When I’m home with my coach, Randy Smith, at Royal Oaks in Dallas, we have one joke we’ve kept going ever since I turned pro in 2018. “Hit it like a robot,” he’ll say. I’ll respond, “Just like a robot.” Then I’ll do what I’ve always done – make the ball curve and change trajectory to match what I see in my mind. Tour golf is supposed to be about making the same swing time after time to produce a consistent ball flight, right? Well, that’s not the way I play. I’m not a robot – I shape shots. When the Texas Amateur was at Royal Oaks in 2010, I made it into the field as a 14-year-old. I was so small, I had to hit driver into the 205-yard 16th. It killed me to use a driver on a par 3, but I still carved a cut in there to 20 feet.
I’m 6-foot-3, 200 pounds (191cm, 91kg) now and can play the power game, but I’d still rather create shots than just swing away.
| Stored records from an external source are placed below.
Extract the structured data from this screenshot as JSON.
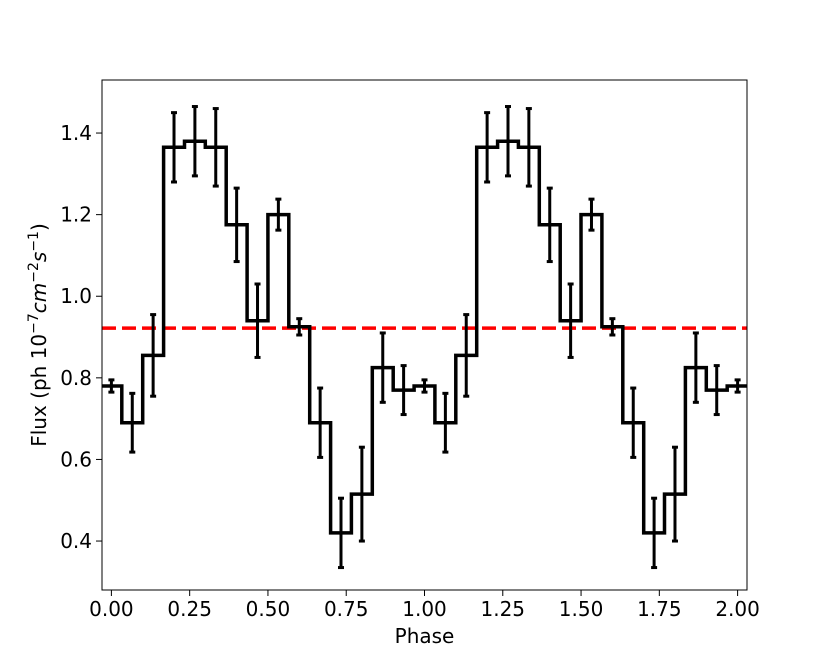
{
  "chart_data": {
    "type": "line",
    "title": "",
    "xlabel": "Phase",
    "ylabel_parts": [
      "Flux (ph 10",
      "−7",
      "cm",
      "−2",
      "s",
      "−1",
      ")"
    ],
    "xlim": [
      -0.03,
      2.03
    ],
    "ylim": [
      0.28,
      1.53
    ],
    "xticks": [
      0.0,
      0.25,
      0.5,
      0.75,
      1.0,
      1.25,
      1.5,
      1.75,
      2.0
    ],
    "xtick_labels": [
      "0.00",
      "0.25",
      "0.50",
      "0.75",
      "1.00",
      "1.25",
      "1.50",
      "1.75",
      "2.00"
    ],
    "yticks": [
      0.4,
      0.6,
      0.8,
      1.0,
      1.2,
      1.4
    ],
    "ytick_labels": [
      "0.4",
      "0.6",
      "0.8",
      "1.0",
      "1.2",
      "1.4"
    ],
    "grid": false,
    "bin_width": 0.0667,
    "series": [
      {
        "style": "step",
        "color": "#000000",
        "x": [
          0.0,
          0.0667,
          0.1333,
          0.2,
          0.2667,
          0.3333,
          0.4,
          0.4667,
          0.5333,
          0.6,
          0.6667,
          0.7333,
          0.8,
          0.8667,
          0.9333,
          1.0,
          1.0667,
          1.1333,
          1.2,
          1.2667,
          1.3333,
          1.4,
          1.4667,
          1.5333,
          1.6,
          1.6667,
          1.7333,
          1.8,
          1.8667,
          1.9333,
          2.0
        ],
        "y": [
          0.78,
          0.69,
          0.855,
          1.365,
          1.38,
          1.365,
          1.175,
          0.94,
          1.2,
          0.925,
          0.69,
          0.42,
          0.515,
          0.825,
          0.77,
          0.78,
          0.69,
          0.855,
          1.365,
          1.38,
          1.365,
          1.175,
          0.94,
          1.2,
          0.925,
          0.69,
          0.42,
          0.515,
          0.825,
          0.77,
          0.78
        ],
        "yerr": [
          0.015,
          0.072,
          0.1,
          0.085,
          0.085,
          0.095,
          0.09,
          0.09,
          0.038,
          0.02,
          0.085,
          0.085,
          0.115,
          0.085,
          0.06,
          0.015,
          0.072,
          0.1,
          0.085,
          0.085,
          0.095,
          0.09,
          0.09,
          0.038,
          0.02,
          0.085,
          0.085,
          0.115,
          0.085,
          0.06,
          0.015
        ]
      }
    ],
    "reference_line": {
      "y": 0.922,
      "color": "#ff0000",
      "style": "dashed"
    }
  }
}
An example: the shot I want to see is a tight cut off the left edge of the fairway. But for a while, I was getting my left wrist cupped, the face open and the club going across the target line at the top. That made me hit the ball way right.
To correct the problem, I tried to feel more like Dustin Johnson feels at the top, with my lead wrist bowed. In reality, it was closer to flat, but that feel did so many good things, like keeping my hands from getting too deep behind my body. You can see here that they’re not behind me. They’re far over my head – and I’ve got the club in a stable, supported position. That gives me room – and time – to go through the ball in balance.
Another feel that helps me is to let my left arm soften and bend at the top. You hear that fully extending the arms as you go back is a key to hitting it far. But tight, straightened arms tend to lock you up and slow you down – and keep you concentrating too much on your body motion, and not enough on what the clubface is doing. When you can connect what the clubface is doing with what you see in the shot, you’ll find that your body and swing will start to adjust to make that happen. For me, that’s the route to being comfortable on a day like Sunday at the PGA Championship, when I was in the final pairing with Dustin. Or on the back nine during the second round of the Northern Trust two weeks later, where I birdied the last hole to shoot 59.
I picked my shot the same way I do in the games I play with the members at Royal Oaks on my off weeks. See it. Feel it. Do it.